With challenges to the recently passed law already being presented, the right-wing response to one planned appeal by leftist organizations to the Supreme Court to strike down the Regulation Law was not long in coming.

A family from the town of Nili filed a civil damages suit against the Civil Administration for one million shekels ($270,000). Several months ago the family was shocked to discover that the house which they had legally constructed was declared illegal overnight.

The couple had moved from Tel Aviv to Nili, an upper-middle class, secular town in the Binyamin region of Samaria. In 2013 they were given the rights to use a lot located within the boundaries of the town and constructed a house at a cost of 2 million shekels ($540,000).

But in March 2015, the Civil Administration used the "Blue Line" procedure on Nili, in which old maps demarcating state land in Judea and Samaria are redrawn with the precision of modern computers. The step was taken without prior notice and without contacting the families affected, and left the street on which the family's house had been legally constructed outside the boundaries of the state land, retroactively making the house illegal.

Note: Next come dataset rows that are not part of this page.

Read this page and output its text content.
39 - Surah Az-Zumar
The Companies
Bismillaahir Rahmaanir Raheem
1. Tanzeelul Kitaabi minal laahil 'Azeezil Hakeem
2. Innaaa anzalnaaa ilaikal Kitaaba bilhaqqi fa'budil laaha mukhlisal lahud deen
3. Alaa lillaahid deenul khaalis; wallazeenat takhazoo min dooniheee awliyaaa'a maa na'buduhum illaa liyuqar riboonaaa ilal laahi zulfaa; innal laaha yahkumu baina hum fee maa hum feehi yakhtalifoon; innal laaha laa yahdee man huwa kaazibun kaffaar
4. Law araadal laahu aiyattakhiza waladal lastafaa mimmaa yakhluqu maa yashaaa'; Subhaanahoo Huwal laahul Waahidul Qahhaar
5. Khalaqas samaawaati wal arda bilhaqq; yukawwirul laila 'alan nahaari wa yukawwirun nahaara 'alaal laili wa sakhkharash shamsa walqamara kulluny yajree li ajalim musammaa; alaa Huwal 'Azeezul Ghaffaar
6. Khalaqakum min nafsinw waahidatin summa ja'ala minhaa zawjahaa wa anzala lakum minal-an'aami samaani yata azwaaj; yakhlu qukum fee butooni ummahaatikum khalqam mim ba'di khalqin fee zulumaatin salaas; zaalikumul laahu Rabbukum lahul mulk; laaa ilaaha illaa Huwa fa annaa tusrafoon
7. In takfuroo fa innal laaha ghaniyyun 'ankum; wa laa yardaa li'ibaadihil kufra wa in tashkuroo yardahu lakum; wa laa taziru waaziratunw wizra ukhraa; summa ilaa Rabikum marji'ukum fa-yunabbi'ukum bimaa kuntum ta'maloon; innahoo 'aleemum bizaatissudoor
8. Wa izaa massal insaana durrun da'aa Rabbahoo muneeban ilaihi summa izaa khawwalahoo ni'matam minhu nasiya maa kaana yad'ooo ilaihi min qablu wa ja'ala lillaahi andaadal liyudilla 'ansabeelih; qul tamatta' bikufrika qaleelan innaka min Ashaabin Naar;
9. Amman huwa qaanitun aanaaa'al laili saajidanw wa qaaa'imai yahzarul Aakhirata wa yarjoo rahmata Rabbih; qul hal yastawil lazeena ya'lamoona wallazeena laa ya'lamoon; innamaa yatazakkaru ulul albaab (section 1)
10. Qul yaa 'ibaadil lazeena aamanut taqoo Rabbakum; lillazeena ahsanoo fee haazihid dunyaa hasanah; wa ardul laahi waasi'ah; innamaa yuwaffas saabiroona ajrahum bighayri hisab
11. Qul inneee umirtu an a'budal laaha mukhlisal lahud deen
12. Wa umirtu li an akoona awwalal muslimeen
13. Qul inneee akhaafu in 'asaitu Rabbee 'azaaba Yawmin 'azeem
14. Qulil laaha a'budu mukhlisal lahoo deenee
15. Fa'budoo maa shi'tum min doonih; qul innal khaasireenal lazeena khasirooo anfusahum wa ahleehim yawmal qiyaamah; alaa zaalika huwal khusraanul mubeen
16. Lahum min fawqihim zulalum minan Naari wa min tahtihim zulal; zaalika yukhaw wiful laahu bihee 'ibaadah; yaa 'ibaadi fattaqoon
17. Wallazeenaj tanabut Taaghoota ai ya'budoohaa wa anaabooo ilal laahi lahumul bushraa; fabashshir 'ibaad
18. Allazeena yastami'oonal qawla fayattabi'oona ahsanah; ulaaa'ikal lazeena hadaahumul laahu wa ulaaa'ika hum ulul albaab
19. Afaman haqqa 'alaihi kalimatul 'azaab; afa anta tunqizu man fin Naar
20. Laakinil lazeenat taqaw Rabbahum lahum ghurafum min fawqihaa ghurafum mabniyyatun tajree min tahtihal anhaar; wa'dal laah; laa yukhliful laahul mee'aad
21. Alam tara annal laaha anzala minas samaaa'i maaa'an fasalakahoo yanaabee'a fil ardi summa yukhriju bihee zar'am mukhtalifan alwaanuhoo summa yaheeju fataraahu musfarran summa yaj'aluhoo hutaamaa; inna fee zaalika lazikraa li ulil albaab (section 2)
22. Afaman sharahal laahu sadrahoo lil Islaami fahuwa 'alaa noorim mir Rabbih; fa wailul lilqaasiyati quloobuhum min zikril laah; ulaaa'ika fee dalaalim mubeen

The value of the house dropped accordingly.

The family's attorney, Dr. Harel Arnon, emphasized in the suit that the Supreme Court has stated clearly in a number of prior judgments that the director of the state land administration in Judea and Samaria is liable and must take special precautions for the public regarding the allocation of land.

The suit could also have repercussions for the fate of the Regulation Law, which was passed by the Knesset this week.

The Regulation Law would allow homes allegedly constructed on private Arab land to remain and the owner to be compensated with either another plot of land or monetary compensation equalling 125% of the land's value.

Should the Supreme Court strike down the Regulation Law, the Regavim legal organization has threatened that the thousands of Israeli citizens who stand to lose their homes would bring lawsuits similar to the suit of the family from Nili against the state.

"In recent years, legal advisers and officials of the Civil Administration, have been removing land and houses in settlements which were established decades ago [from their original places within the boundaries of state lands]," Regavim said in a statement. "These measures have severely harmed the communities and the basic human rights [of the residents] and have caused tremendous economic damage to thousands of families, who built their houses legally, and which became illegal overnight. The Regulation Law provides a logical and moral [answer], and is necessary for all those home-owners and landowners."

"It is simple math. If the Regulation Law is overturned because of leftist organizations, then the state will have to pay billions of shekels in compensation to all of those who have been harmed by the egregious move of the Civil Administration."